Spain has warned financial traders betting against its debt that they will lose money, in a defiant challenge to the markets which are driving Madrid’s cost of borrowing sharply higher.
José Luis Rodríguez Zapatero, Spanish prime minister, on Friday ruled out any rescue package for the country even as the premiums demanded by investors to hold Spanish sovereign debt over that of Germany’s rose to euro-era highs.
This week’s sharp rise in Spanish 10-year bond yields to 5.2 per cent is an indication of growing concern in eurozone bond markets that the fiscal crisis in Ireland could spread to other debt-laden countries including Portugal and Spain.
I should warn those investors who are short selling Spain that they are going to be wrong and will go against their own interests,
Portugal rejected as “totally false” reports it was under pressure to accept an international bail-out.
The eurozone’s peripheral bond markets came under further pressure amid increasing worries that the debt crisis was spreading. Irish yields rose 3 basis points to 9.071 per cent and Portuguese yields rose 3 basis points to 7.038 per cent.
The euro tumbled further in morning trading, to below $1.32 against the dollar, 3.5 per cent lower on the week and a fresh nine-week low.
On Thursday, Irish, Portuguese and Spanish bond yields surged to their highest points since the launch of the euro, as traders said even some of the bigger eurozone countries could soon be affected. Matt King, global head of credit strategy at Citigroup, said the danger was the selling could develop a momentum of its own.
“The moment you have even a flicker of a doubt about default risk, it becomes rational to reduce positions in a larger country like Spain purely on grounds of diversification,” he said.

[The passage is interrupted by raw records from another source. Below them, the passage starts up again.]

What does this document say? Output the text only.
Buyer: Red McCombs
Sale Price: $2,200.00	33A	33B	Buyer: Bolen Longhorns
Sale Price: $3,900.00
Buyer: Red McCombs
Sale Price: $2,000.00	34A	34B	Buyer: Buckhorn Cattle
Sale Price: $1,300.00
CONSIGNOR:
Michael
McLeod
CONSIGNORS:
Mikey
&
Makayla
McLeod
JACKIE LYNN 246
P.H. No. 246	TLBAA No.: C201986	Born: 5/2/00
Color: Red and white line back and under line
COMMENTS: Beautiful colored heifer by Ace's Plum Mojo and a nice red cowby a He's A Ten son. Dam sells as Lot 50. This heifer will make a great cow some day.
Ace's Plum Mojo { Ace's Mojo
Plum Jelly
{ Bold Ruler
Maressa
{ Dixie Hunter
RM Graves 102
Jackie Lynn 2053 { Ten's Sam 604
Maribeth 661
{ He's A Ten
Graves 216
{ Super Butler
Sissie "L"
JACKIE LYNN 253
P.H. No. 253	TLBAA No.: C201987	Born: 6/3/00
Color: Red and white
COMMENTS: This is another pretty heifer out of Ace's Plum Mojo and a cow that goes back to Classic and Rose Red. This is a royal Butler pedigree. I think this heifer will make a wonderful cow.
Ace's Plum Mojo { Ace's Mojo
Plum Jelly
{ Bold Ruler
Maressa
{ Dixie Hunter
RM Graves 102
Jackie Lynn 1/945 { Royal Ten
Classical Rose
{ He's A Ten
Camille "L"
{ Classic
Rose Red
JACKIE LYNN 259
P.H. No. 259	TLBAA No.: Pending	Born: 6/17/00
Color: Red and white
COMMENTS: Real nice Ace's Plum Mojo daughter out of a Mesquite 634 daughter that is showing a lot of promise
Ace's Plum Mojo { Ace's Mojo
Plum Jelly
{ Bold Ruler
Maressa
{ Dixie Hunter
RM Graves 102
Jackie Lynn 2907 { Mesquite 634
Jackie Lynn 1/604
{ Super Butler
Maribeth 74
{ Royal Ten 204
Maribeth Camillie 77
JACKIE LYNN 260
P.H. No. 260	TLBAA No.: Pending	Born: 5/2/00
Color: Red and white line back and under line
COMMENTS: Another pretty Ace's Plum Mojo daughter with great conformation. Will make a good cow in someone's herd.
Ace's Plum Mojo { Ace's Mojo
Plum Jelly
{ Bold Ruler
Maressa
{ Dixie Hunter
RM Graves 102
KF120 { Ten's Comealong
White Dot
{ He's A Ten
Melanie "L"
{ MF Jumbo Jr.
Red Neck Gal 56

The renewed volatility came as Germany rejected any suggestion of an increase in the size of the €440bn ($588bn) European financial stability facility – the eurozone rescue fund established by European Union finance ministers in May to help debt-laden members of the common currency zone.
Media reports said the German government had been approached by the European Commission to double the size of the rescue fund, to ensure funds were available in the event of Spain and Portugal seeking assistance.